Message par Frances »

Père Jules a écrit :Légère déception à la vision de Road House. Je m'attendais à quelque chose de plus fouillé. Là, les choses (en l'occurrence les rapports entre les personnages) ne sont abordées que superficiellement et il ne reste sur la pellicule qu'un ensemble un peu bavard. Il n'empêche que c'est toujours un plaisir de voir Widmark, Wilde et Lupino (sans oublier la regrettée Celeste Holm) se déchirer à l'écran même si le film m'est apparu longuet (toujours cette impression dommageable d'être face à une oeuvre qui verse trop dans le psychologisme pataud).

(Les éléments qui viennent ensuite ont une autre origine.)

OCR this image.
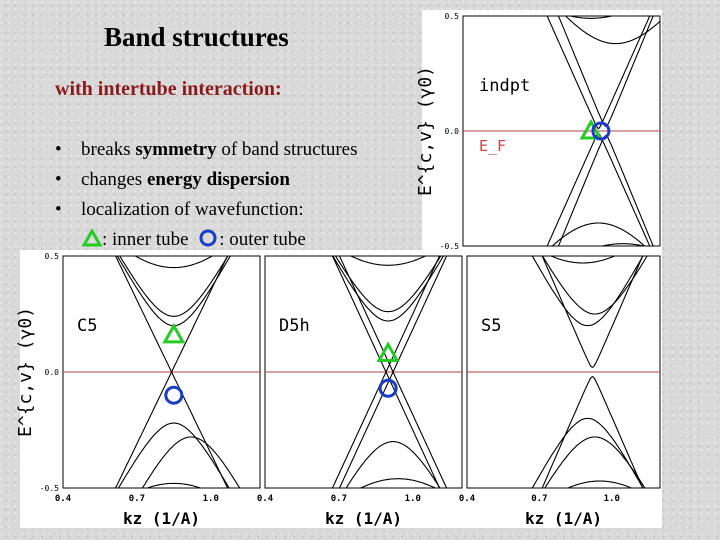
Band structures
with intertube interaction:
• breaks symmetry of band structures
• changes energy dispersion
• localization of wavefunction:
: inner tube : outer tube
0.5
0.0
-0.5
E^{c,v} (γ0)	indpt
E_F
0.5
0.0
-0.5
0.4	0.7	1.0
kz (1/A)
E^{c,v} (γ0) C5
0.4	0.7	1.0
kz (1/A)
D5h
0.4	0.7	1.0
kz (1/A)
S5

En 1h15/1h20 il aurait gagné à être bouclé (on aurait pu ainsi se passer des tours de chants pas terribles de Lupino, de cette scène de bagarre un peu ridicule et de cette abracadabrantesque histoire de procès) et en serait sorti nettement meilleur me semble-t-il. Restent dix dernières minutes remarquables, photographiées avec génie (on a presque l'impression d'être dans Les chasses du comte Zarroff !).

Mais j'ai bon espoir avec Negulesco ne serait-ce que pour Le masque de Dimitrios qui est régulièrement salué comme un très bon film.
Je viens de le voir et je suis assez d'accord avec Père Jules. Soit j'ai passé un bon moment mais les ficelles du scénario sont un peu épaisses ce qui est à mes yeux le principal handicap du film. Widmark en fait un peu trop dans le rôle du cinglé de service, gamin immature, mauvais joueur et revanchard/manipulateur. C'est plutôt du côté des rôles féminins qu'il faut s'arrêter : Ida Lupino formidable chanteuse à la voix brisée comme le fut sa vie et Celeste Holm que je découvre ici dans un rôle touchant au possible emprunt de droiture et de loyauté malgré sa solitude et ses frustrations.
En conclusion même si ce n'est pas un monument du 7ème art ce serait dommage de bouder notre plaisir à la vision de La femme aux cigarettes.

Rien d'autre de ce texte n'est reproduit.